Tuesday, 19 August 2014
Exhibit hall (Dena'ina Center)
Saleem Jessani, MD , Aga Khan University, Karachi, Pakistan
Rasool Bux, MS , Aga Khan University, Karachi, Pakistan
Tazeen H Jafar, MD , Duke NUS Graduate Medical School, Singapore, Singapore
INTRODUCTION:  

Chronic kidney disease (CKD) is a major health problem globally and often neglected in the developing countries. However, representative data on the epidemiology of CKD from South Asian countries including Pakistan is scarce, especially using reliable estimates of kidney function. The objectives of the study were to determine the 1) prevalence of CKD; 2) socio-demographic and clinical factors associated with CKD; and 3) the existing management of these patients with regards to blood pressure control, and use of antihypertensive medications in Karachi, Pakistan.

METHODS:  

Population based cross-sectional study was conducted in 12 randomly selected low- and middle-income communities in Karachi. The primary outcome was defined as estimated glomerular filtration rate (eGFR) <60 mL/min/1.73 m2 estimated by CKD-EPIPK (CKD-EPI with Pakistani correction factor, 0.686 × CKD-EPI1.059) or urinary albumin to creatinine ratio ≥30.0 mg/g. Socio-demographic and clinical determinants were identified using stepwise logistic regression modeling accounting for clustered data.

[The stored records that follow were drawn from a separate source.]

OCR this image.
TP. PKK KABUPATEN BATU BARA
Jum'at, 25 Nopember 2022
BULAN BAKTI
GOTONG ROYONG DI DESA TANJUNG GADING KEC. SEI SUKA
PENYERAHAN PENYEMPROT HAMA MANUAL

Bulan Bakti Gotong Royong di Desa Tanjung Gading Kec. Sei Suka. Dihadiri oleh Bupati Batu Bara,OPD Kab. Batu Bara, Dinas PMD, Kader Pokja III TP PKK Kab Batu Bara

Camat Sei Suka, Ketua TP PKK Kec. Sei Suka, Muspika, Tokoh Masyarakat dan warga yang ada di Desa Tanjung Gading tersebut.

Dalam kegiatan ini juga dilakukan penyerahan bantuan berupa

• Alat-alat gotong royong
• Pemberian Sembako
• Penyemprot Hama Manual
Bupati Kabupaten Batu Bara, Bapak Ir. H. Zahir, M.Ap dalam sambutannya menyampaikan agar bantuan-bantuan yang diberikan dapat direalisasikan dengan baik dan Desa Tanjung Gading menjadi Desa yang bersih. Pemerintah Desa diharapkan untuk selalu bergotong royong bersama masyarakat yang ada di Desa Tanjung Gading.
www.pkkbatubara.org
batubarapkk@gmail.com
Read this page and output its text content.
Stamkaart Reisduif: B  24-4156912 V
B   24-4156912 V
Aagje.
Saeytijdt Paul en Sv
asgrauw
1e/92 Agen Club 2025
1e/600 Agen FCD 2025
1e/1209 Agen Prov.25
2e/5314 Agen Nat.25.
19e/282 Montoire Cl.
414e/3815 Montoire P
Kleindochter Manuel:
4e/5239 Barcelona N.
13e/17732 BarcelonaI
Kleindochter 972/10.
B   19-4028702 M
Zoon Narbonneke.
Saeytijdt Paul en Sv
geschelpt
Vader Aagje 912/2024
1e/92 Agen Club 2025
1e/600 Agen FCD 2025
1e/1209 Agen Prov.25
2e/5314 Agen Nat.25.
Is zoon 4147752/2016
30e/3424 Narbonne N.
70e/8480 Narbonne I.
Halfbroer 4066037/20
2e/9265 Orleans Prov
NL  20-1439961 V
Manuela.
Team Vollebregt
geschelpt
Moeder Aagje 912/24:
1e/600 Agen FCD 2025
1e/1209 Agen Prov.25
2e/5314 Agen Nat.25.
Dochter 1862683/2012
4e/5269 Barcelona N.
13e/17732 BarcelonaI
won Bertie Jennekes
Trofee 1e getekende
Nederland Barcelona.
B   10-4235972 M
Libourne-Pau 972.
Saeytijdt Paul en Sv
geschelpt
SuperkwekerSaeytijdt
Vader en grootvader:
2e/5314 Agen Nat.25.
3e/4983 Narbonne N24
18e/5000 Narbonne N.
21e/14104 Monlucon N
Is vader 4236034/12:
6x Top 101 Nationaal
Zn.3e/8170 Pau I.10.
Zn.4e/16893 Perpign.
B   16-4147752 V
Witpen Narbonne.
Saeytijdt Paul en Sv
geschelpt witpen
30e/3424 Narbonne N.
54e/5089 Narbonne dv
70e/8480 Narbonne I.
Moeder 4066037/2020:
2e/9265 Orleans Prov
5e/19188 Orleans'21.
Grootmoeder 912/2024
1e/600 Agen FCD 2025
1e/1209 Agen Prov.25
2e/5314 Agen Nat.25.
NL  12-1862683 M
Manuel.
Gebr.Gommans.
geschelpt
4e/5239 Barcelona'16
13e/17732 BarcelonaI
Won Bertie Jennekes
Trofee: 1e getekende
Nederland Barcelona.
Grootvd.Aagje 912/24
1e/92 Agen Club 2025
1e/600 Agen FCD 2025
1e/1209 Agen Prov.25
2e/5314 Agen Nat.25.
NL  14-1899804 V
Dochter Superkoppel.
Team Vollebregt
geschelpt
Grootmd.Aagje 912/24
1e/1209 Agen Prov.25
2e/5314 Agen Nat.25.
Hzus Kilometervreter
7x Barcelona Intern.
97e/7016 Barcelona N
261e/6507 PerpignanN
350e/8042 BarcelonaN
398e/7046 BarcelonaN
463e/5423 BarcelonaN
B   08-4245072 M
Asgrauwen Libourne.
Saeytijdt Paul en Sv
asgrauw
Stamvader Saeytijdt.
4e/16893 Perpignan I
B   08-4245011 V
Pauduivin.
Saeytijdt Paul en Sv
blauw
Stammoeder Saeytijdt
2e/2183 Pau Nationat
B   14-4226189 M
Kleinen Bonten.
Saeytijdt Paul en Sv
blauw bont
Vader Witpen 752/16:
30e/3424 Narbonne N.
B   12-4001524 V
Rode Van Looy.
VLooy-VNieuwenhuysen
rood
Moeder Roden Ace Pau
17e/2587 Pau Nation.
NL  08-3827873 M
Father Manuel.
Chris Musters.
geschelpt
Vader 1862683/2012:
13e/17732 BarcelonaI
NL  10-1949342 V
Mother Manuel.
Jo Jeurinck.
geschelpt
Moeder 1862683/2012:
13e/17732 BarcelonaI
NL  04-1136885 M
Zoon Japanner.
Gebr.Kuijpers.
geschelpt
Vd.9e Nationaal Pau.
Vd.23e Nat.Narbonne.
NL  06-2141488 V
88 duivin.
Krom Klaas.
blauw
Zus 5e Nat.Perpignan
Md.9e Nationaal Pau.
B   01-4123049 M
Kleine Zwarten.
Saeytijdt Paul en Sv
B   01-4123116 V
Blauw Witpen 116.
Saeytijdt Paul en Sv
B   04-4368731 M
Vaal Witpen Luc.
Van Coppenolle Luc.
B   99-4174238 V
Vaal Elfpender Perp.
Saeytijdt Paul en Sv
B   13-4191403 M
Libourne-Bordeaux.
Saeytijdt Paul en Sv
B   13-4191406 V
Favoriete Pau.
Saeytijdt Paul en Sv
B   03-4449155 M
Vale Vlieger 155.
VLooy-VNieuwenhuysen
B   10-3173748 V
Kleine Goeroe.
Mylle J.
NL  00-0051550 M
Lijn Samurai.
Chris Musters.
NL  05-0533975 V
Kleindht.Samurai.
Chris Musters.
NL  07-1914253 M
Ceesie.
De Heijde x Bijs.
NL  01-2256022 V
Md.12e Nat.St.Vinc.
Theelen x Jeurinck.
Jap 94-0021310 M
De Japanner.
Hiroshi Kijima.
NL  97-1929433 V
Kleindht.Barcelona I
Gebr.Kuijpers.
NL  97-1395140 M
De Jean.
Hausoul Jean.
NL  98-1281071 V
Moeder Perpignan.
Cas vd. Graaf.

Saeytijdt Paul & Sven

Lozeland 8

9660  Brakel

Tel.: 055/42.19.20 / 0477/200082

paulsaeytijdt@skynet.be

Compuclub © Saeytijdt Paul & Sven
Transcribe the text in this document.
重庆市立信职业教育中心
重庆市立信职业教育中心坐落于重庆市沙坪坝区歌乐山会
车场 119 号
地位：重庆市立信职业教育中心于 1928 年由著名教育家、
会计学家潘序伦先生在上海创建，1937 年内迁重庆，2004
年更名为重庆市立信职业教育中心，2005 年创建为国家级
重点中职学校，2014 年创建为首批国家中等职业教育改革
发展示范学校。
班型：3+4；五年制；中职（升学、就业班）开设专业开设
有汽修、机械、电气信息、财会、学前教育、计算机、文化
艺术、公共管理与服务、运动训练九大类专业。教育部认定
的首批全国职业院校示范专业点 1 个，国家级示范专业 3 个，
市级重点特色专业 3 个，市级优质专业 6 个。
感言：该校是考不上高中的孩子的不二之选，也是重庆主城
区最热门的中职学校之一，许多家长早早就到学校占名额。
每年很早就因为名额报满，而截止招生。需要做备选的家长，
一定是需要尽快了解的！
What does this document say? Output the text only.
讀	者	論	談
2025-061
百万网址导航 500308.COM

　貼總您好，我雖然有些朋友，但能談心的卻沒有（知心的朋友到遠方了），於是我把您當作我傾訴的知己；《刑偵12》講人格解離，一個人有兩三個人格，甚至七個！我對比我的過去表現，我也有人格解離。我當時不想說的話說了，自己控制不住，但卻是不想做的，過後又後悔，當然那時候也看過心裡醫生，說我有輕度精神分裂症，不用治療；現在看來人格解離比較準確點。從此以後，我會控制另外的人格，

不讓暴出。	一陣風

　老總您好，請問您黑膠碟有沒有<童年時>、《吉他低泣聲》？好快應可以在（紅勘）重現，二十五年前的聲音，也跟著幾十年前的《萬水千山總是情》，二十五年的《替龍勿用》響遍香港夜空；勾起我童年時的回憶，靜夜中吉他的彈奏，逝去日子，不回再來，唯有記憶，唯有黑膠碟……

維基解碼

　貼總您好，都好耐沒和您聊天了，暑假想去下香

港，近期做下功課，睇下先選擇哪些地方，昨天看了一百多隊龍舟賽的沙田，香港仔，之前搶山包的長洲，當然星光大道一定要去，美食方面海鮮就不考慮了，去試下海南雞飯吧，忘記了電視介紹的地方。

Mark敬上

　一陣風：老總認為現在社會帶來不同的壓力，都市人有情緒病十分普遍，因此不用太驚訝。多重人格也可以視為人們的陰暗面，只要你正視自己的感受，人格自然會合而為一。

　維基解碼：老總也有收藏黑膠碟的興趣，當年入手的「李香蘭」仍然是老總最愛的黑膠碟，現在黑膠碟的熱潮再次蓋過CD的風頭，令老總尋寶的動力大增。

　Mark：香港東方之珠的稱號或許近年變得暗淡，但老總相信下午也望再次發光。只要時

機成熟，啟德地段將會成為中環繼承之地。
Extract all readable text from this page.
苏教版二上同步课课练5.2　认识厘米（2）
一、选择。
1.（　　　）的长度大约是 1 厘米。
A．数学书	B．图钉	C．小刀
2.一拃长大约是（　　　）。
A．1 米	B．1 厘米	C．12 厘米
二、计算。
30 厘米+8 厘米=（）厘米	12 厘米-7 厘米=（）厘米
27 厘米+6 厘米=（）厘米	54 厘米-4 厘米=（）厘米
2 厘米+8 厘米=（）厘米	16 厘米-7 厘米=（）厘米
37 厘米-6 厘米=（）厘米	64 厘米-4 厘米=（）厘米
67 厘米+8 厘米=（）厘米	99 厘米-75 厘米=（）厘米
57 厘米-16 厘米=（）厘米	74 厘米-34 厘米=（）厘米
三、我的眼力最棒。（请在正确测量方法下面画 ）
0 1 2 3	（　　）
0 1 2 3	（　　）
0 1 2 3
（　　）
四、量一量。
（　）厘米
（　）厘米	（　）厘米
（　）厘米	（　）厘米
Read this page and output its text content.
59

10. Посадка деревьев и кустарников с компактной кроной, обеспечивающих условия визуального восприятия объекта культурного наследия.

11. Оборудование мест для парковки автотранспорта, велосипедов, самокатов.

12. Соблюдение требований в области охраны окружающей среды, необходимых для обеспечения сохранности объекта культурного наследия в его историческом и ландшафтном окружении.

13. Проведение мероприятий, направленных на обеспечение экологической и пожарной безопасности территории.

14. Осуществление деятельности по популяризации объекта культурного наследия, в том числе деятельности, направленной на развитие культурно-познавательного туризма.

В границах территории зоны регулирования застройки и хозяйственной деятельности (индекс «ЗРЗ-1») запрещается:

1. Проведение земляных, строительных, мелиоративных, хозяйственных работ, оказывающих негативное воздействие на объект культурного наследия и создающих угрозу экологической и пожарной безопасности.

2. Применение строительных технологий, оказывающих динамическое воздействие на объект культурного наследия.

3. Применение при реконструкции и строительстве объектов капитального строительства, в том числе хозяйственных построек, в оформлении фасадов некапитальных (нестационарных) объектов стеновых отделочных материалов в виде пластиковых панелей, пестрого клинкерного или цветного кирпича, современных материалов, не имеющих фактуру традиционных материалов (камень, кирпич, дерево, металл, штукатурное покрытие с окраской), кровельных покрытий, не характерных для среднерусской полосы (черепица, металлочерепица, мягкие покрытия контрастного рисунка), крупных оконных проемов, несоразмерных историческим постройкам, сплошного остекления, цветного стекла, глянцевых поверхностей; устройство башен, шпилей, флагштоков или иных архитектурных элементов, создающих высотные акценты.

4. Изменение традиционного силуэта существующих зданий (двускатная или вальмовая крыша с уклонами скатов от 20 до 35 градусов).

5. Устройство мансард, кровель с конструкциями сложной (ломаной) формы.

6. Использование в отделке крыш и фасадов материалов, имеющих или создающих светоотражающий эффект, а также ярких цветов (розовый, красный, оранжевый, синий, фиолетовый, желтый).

RESULTS:  A total of 2873 adults aged ≥40 years (48% men) were screened. The overall prevalence (95% CI) of CKD in men and women was 11.6% (9.9 – 13.4%) and 13.3% (11.7 – 15.2%) respectively.  The factors independently associated with CKD were older age, hypertension, diabetes, elevated systolic blood pressure, raised fasting plasma glucose, raised triglycerides, and history of stroke (p<0.05 for each). About 267 (74.4%, 95% CI: 69.5 – 78.8%) adults with CKD had concomitant hypertension.  Of these, 48.7% (42.6 – 54.9%) were on antihypertensive medications, and less than 20% had their blood pressure controlled to conventional target of ≤140/90 mm Hg.

CONCLUSIONS:  

Clinically significant CKD is common among Pakistani adults. The conventional risk factors for CKD and poor control of blood pressure among patients with CKD highlight the need to integrate CKD prevention and management in the primary care infrastructure along with other non-communicable diseases in Pakistan.